Buprenorphine is an established treatment for opioid disorder ¹
About Buprenorphine
Buprenorphine (BPN) is an established treatment for opioid use disorder¹.
Buprenorphine is most commonly given as a daily tablet that dissolves under the tongue or on the inside of the mouth².
Buvidal is the first long-acting, injectable form of buprenorphine available in the UK.
When used at an appropriate dose for Opioid Dependence Treatment, buprenorphine is able to simultaneously suppress withdrawal and cravings (substitute for other opioids) and to block the subjective effects of additional opioid use3,4.
How buprenorphine works1,4,5
Buprenorphine acts as a partial agonist at the mu-opioid receptor (MOR).
It has high receptor affinity, meaning it binds tightly to the mu-receptor and has low intrinsic activity, meaning it stimulates a relatively low receptor response, compared with full agonists, such as heroin or methadone.
Conceptually, this means that buprenorphine is more strongly attracted to the opioid receptors in the brain than heroin (and methadone) and binds very tightly to them. It binds so tightly to the receptors, that, if dosed optimally, taking other opioids has little or no subjective effect. This is because it is difficult (although not impossible) for other opioids to displace buprenorphine from receptors. It is important to note that, at a high enough relative dose, heroin or another opioids could out-compete buprenorphine and overcome this blockade effect.
In someone who is opioid dependent, signs and symptoms of opioid withdrawal are suppressed when a certain level of mu-opioid receptor activation is maintained. If buprenorphine is given to someone who still has a full opioid agonist like heroin or methadone in their system, they may go into immediate (‘precipitated’) withdrawal. This is because the buprenorphine can block the effect of the full agonist, without fully replacing it. Precipitated withdrawal may discourage people from continuing with treatment.
The risk of precipitated withdrawal can be minimised by waiting until mild-to moderate opioid withdrawal is present before giving the first dose of buprenorphine. When planning a buprenorphine initiation, it is important to take into consideration whether the person is taking a long or a short acting opioid to ensure sufficient time between discontinuation and the first dose of buprenorphine.

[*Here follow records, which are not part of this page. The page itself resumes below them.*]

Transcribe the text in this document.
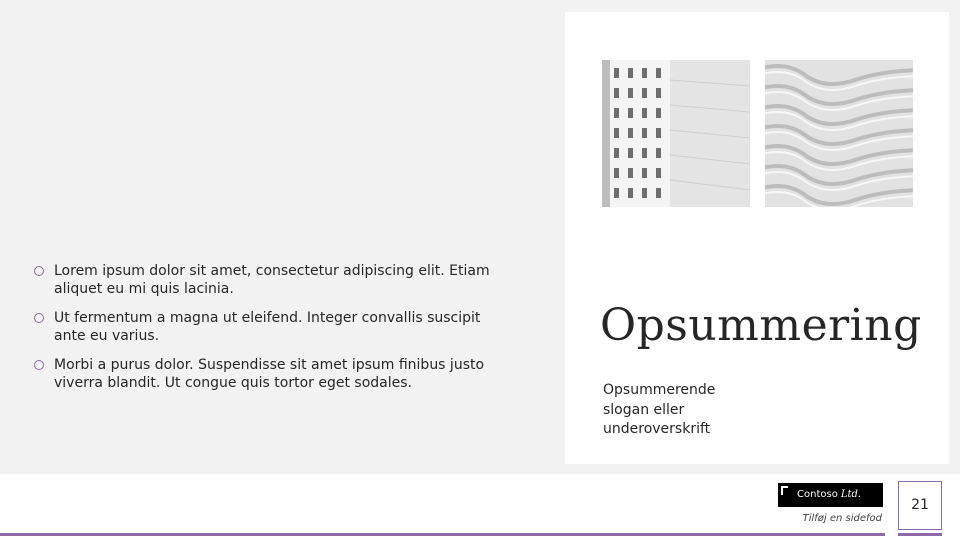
Lorem ipsum dolor sit amet, consectetur adipiscing elit. Etiam aliquet eu mi quis lacinia.
Ut fermentum a magna ut eleifend. Integer convallis suscipit ante eu varius.
Morbi a purus dolor. Suspendisse sit amet ipsum finibus justo viverra blandit. Ut congue quis tortor eget sodales.
Opsummering
Opsummerende slogan eller underoverskrift
Contoso Ltd.
Tilføj en sidefod
21
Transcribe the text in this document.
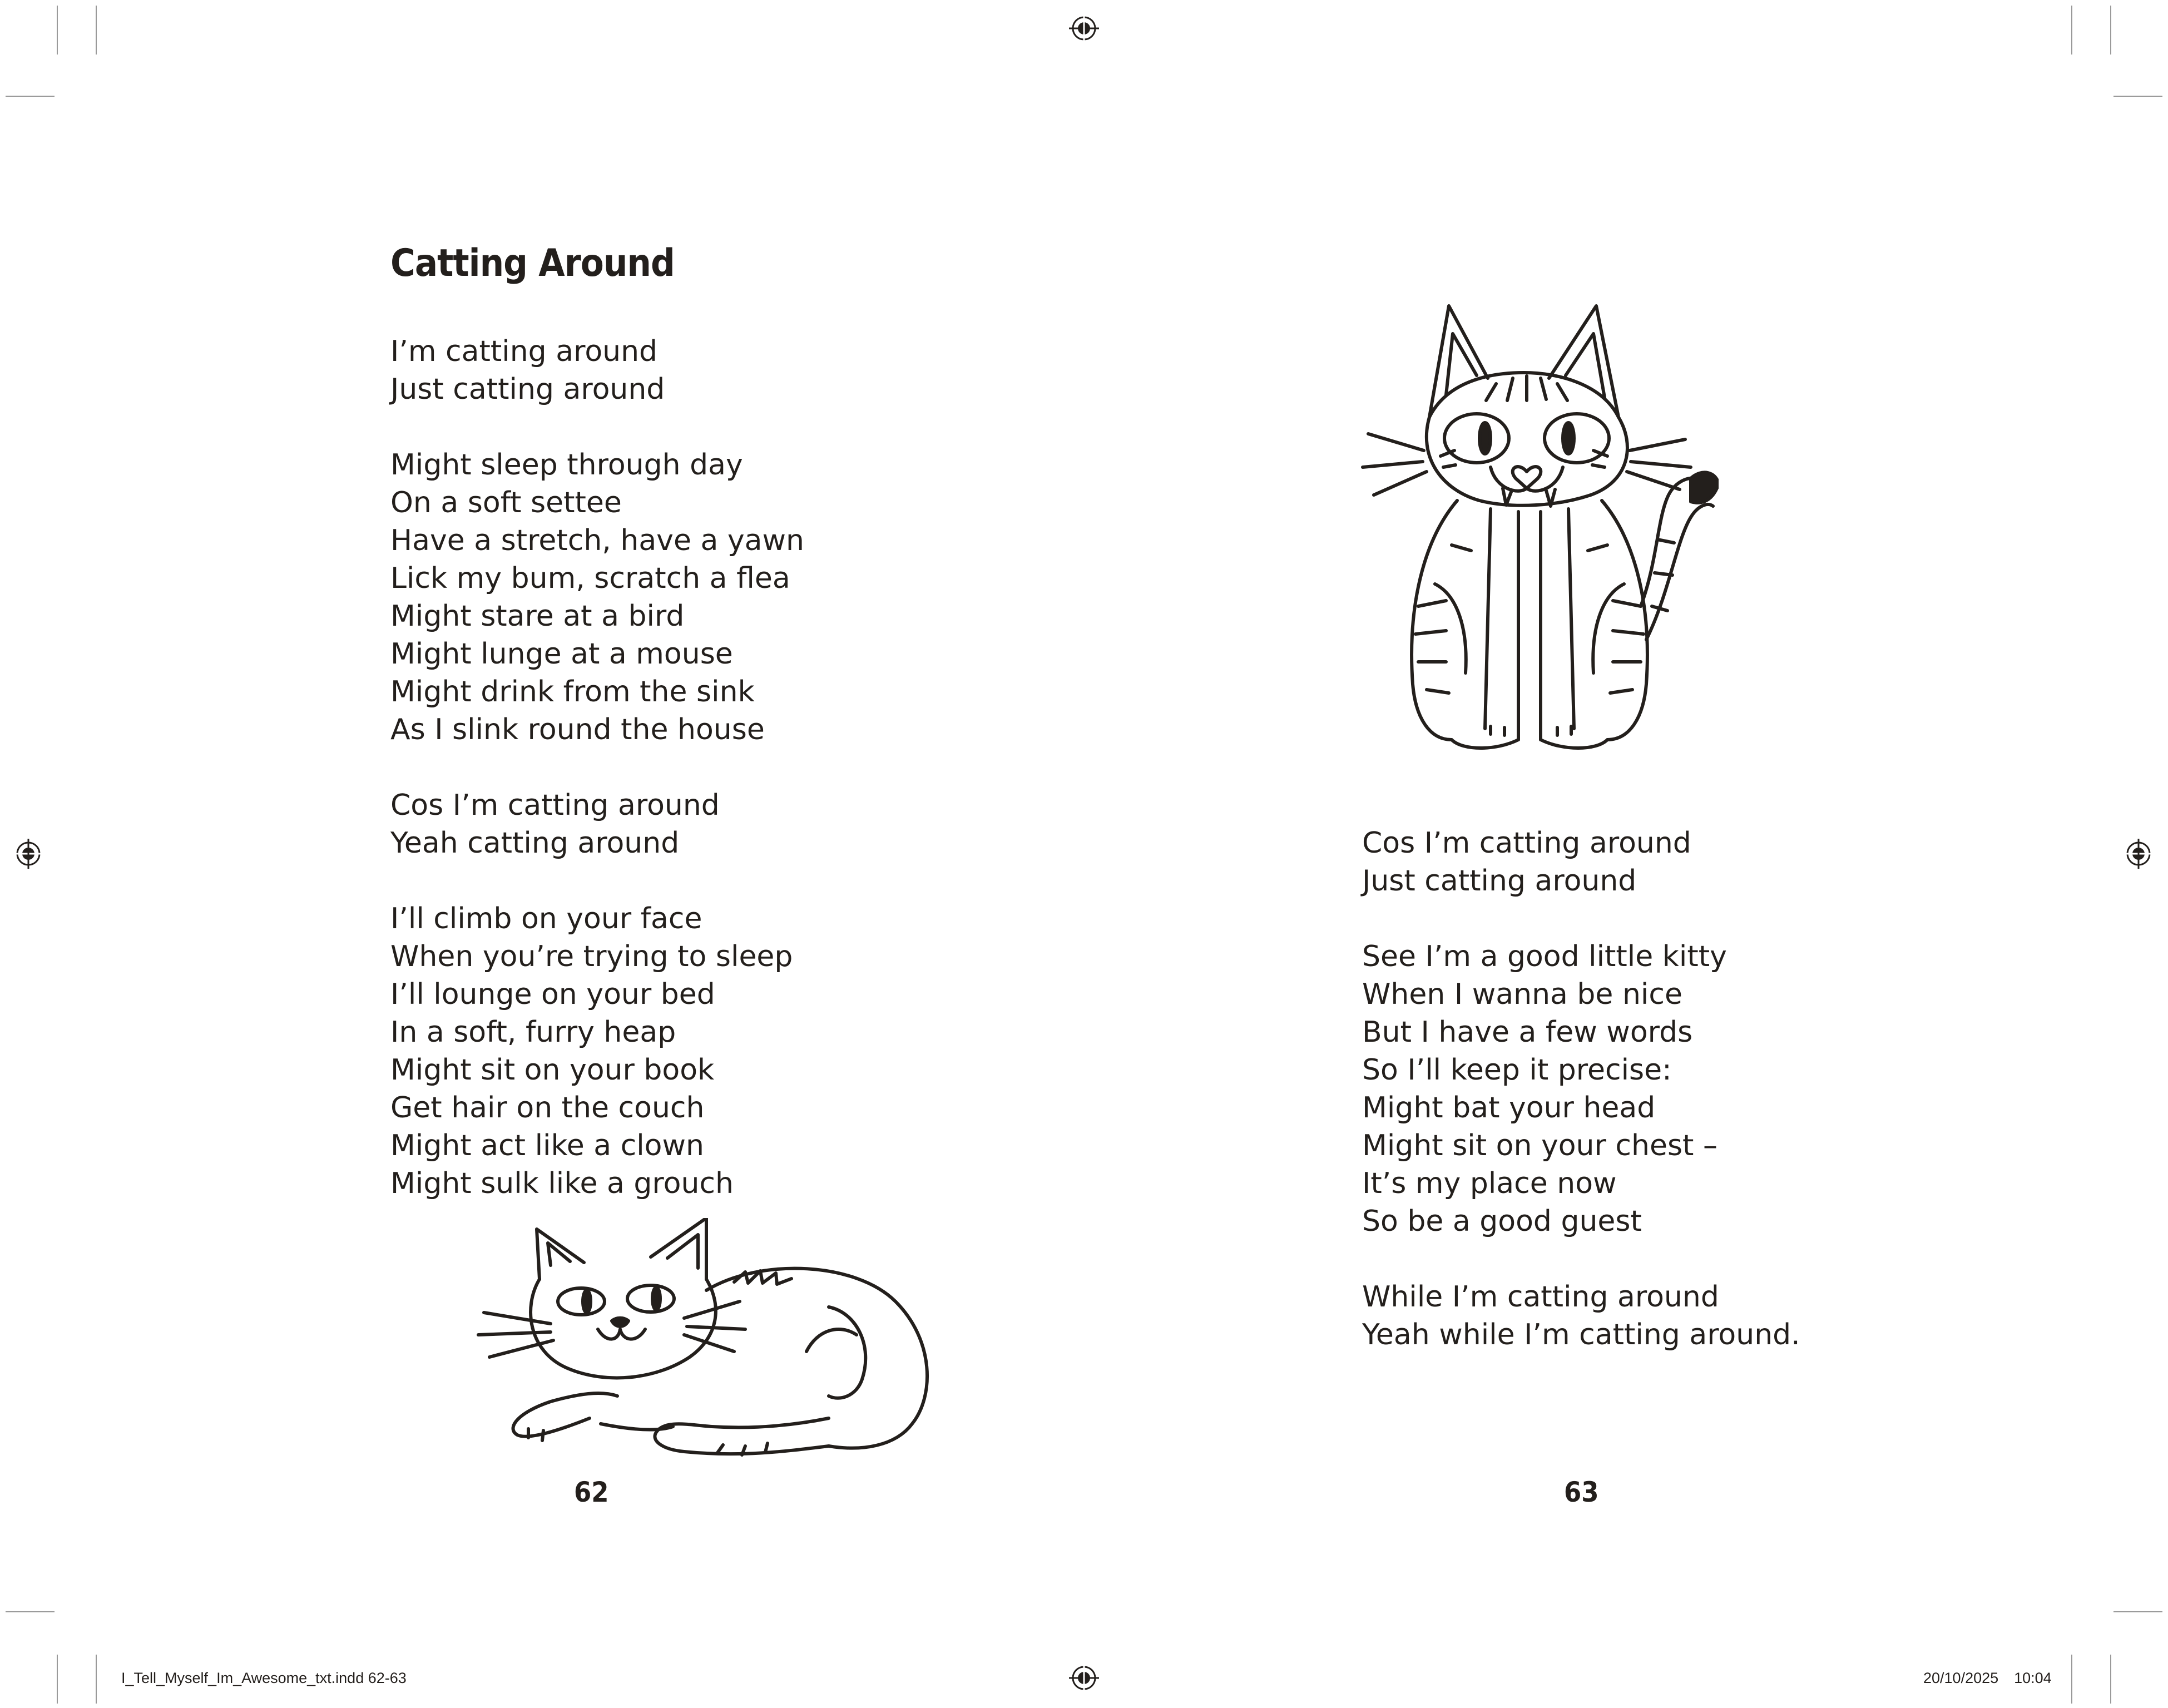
Catting Around
I’m catting around
Just catting around
Might sleep through day
On a soft settee
Have a stretch, have a yawn
Lick my bum, scratch a flea
Might stare at a bird
Might lunge at a mouse
Might drink from the sink
As I slink round the house
Cos I’m catting around
Yeah catting around
I’ll climb on your face
When you’re trying to sleep
I’ll lounge on your bed
In a soft, furry heap
Might sit on your book
Get hair on the couch
Might act like a clown
Might sulk like a grouch
62
Cos I’m catting around
Just catting around
See I’m a good little kitty
When I wanna be nice
But I have a few words
So I’ll keep it precise:
Might bat your head
Might sit on your chest –
It’s my place now
So be a good guest
While I’m catting around
Yeah while I’m catting around.
63
I_Tell_Myself_Im_Awesome_txt.indd 62-63	20/10/2025 10:04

We’ve created a short video to explain how different types of drugs interact with opioid receptors within the body and how buprenorphine specifically can suppress withdrawal and cravings and block the subjective effects of additional opioid use1,3,5
Buprenorphine within a treatment framework
If choosing buprenorphine as a treatment option, it is important that there is a comprehensive care plan that addresses the range of social and psychological challenges that each individual faces⁶.

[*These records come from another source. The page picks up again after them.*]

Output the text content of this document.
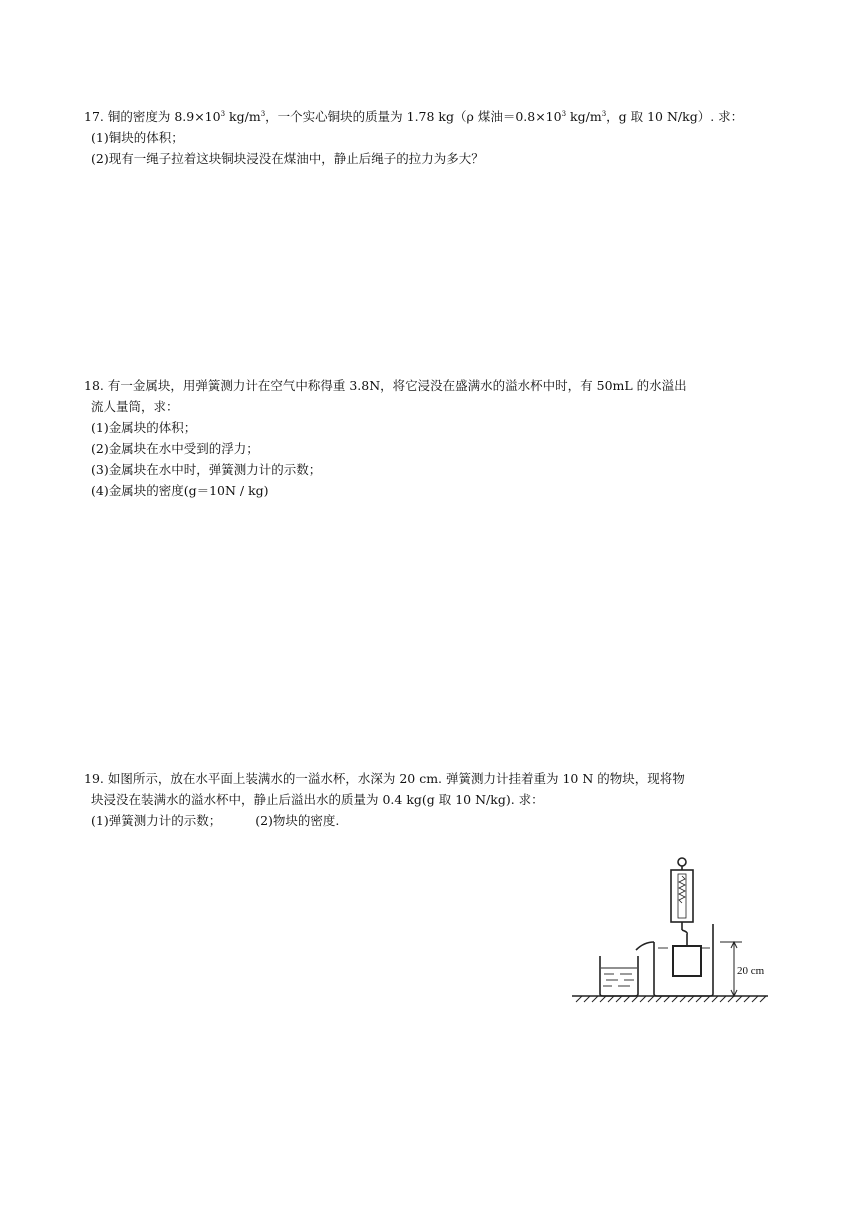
17. 铜的密度为 $8.9\times 10^3$ $kg/m^3$，一个实心铜块的质量为 1.78 kg（ρ 煤油$=0.8\times 10^3$ $kg/m^3$，g 取 10 N/kg）. 求：

(1)铜块的体积；

(2)现有一绳子拉着这块铜块浸没在煤油中，静止后绳子的拉力为多大？

18. 有一金属块，用弹簧测力计在空气中称得重 3.8N，将它浸没在盛满水的溢水杯中时，有 50mL 的水溢出

流人量筒，求：

(1)金属块的体积；

(2)金属块在水中受到的浮力；

(3)金属块在水中时，弹簧测力计的示数；

(4)金属块的密度(g＝10N / kg)

19. 如图所示，放在水平面上装满水的一溢水杯，水深为 20 cm. 弹簧测力计挂着重为 10 N 的物块，现将物

块浸没在装满水的溢水杯中，静止后溢出水的质量为 0.4 kg(g 取 10 N/kg). 求：

(1)弹簧测力计的示数；	(2)物块的密度.

20 cm
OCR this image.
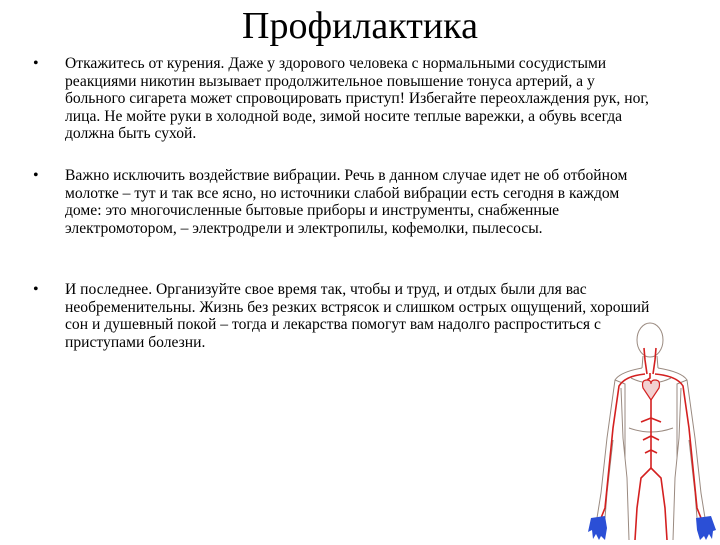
Профилактика
• Откажитесь от курения. Даже у здорового человека с нормальными сосудистыми реакциями никотин вызывает продолжительное повышение тонуса артерий, а у больного сигарета может спровоцировать приступ! Избегайте переохлаждения рук, ног, лица. Не мойте руки в холодной воде, зимой носите теплые варежки, а обувь всегда должна быть сухой.
• Важно исключить воздействие вибрации. Речь в данном случае идет не об отбойном молотке – тут и так все ясно, но источники слабой вибрации есть сегодня в каждом доме: это многочисленные бытовые приборы и инструменты, снабженные электромотором, – электродрели и электропилы, кофемолки, пылесосы.
• И последнее. Организуйте свое время так, чтобы и труд, и отдых были для вас необременительны. Жизнь без резких встрясок и слишком острых ощущений, хороший сон и душевный покой – тогда и лекарства помогут вам надолго распроститься с приступами болезни.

Buprenorphine and respiratory depression5,7
Buprenorphine has a relative “ceiling effect” on respiratory depression. This may result in a lower risk of overdose with buprenorphine compared with a full agonist such as methadone. The comparative effect on respiratory depression between Buvidal and other opioid medications has not been evaluated.
Buprenorphine can cause serious respiratory depression, especially when it is used in combination with other central nervous system depressant drugs such as benzodiazepines, gabapentinoids, or alcohol.